It is January 1st. Welcome to 2012.
There have been a lot of things about the year 2011 that were unpleasant. It seems like a lot of people I know have had a hard year. We most certainly had a hard year. But even after all I've been through, I can't say we had a bad year. The joy that accompanied Caroline's existence here on earth made up for the pain her condition caused us. I am also grateful for the many lessons we learned through our experience. I know that when I look back at 2011, I won't remember much about the year outside of Caroline. And that's ok. She was, and is, a precious gift.
Because we knew what was coming, Cameron and I have been able to semi-grieve Caroline's loss for a long time, even while hoping for our earthly miracle. We both have had tears in the last couple weeks, and felt enormous pain. But at the same time, we have felt enormous comfort, and a great peace.
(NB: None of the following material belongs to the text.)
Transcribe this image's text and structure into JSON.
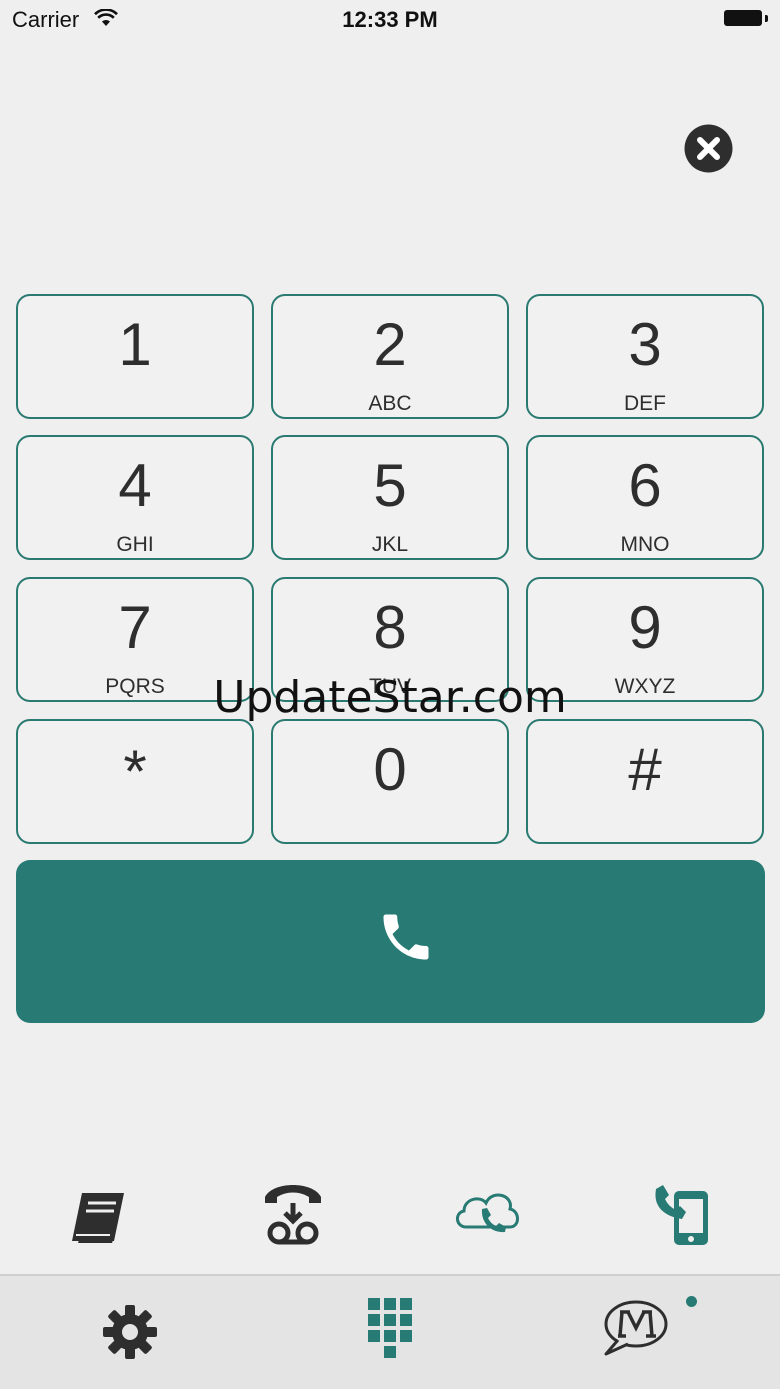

I am amazed that I can feel this way in the midst of a very difficult situation.
I don't know what the future holds. I know that the next three months will be difficult. Caroline was supposed to be born in March. I should still be carrying her right now. It is still a little surreal to me that she's been born already, and gone on to Jesus to wait for us there. I'm sure when March 5th, her due date, comes around, I will be sad, and there will probably be some tears and heartache. But I also know that she is in Heaven, being loved by God more perfectly than I could have ever loved her.
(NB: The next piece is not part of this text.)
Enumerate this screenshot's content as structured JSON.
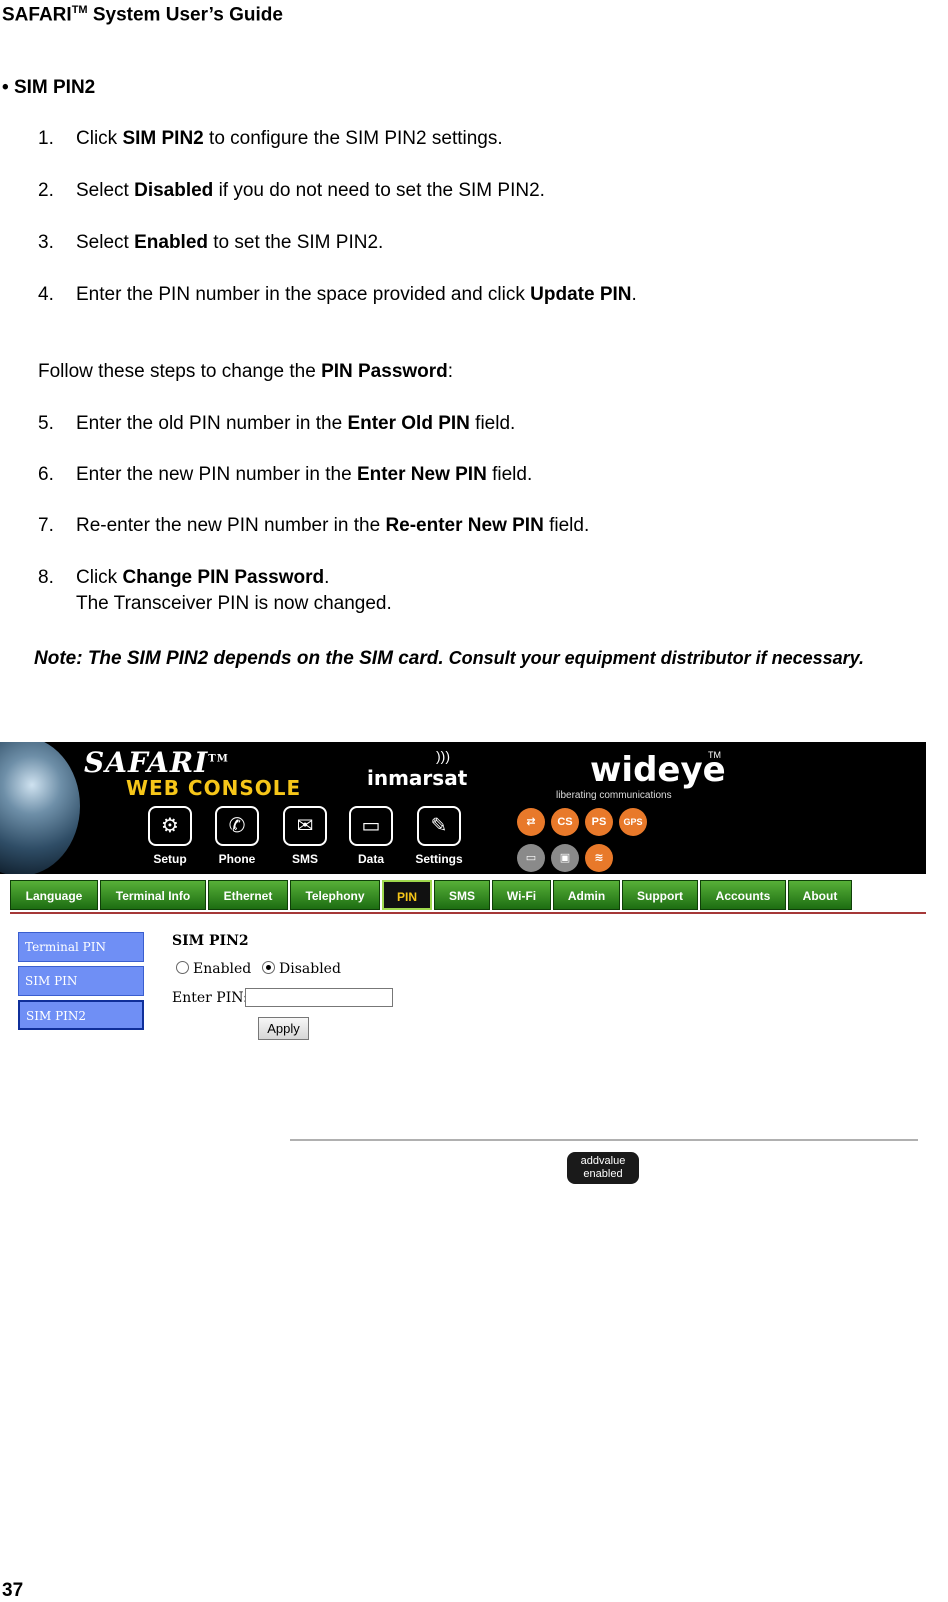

Caroline's funeral will be next weekend. I know that also will be very difficult. But it will also bring closure and healing. God is already healing my heart. I am in awe of His amazing love and grace toward me. It is beyond my understanding and beyond what I expected.
2012. A new year. The year Caroline was supposed to be born in. A year I know God will use in my life, just as He did with 2011. I'm anxious to see what He will do.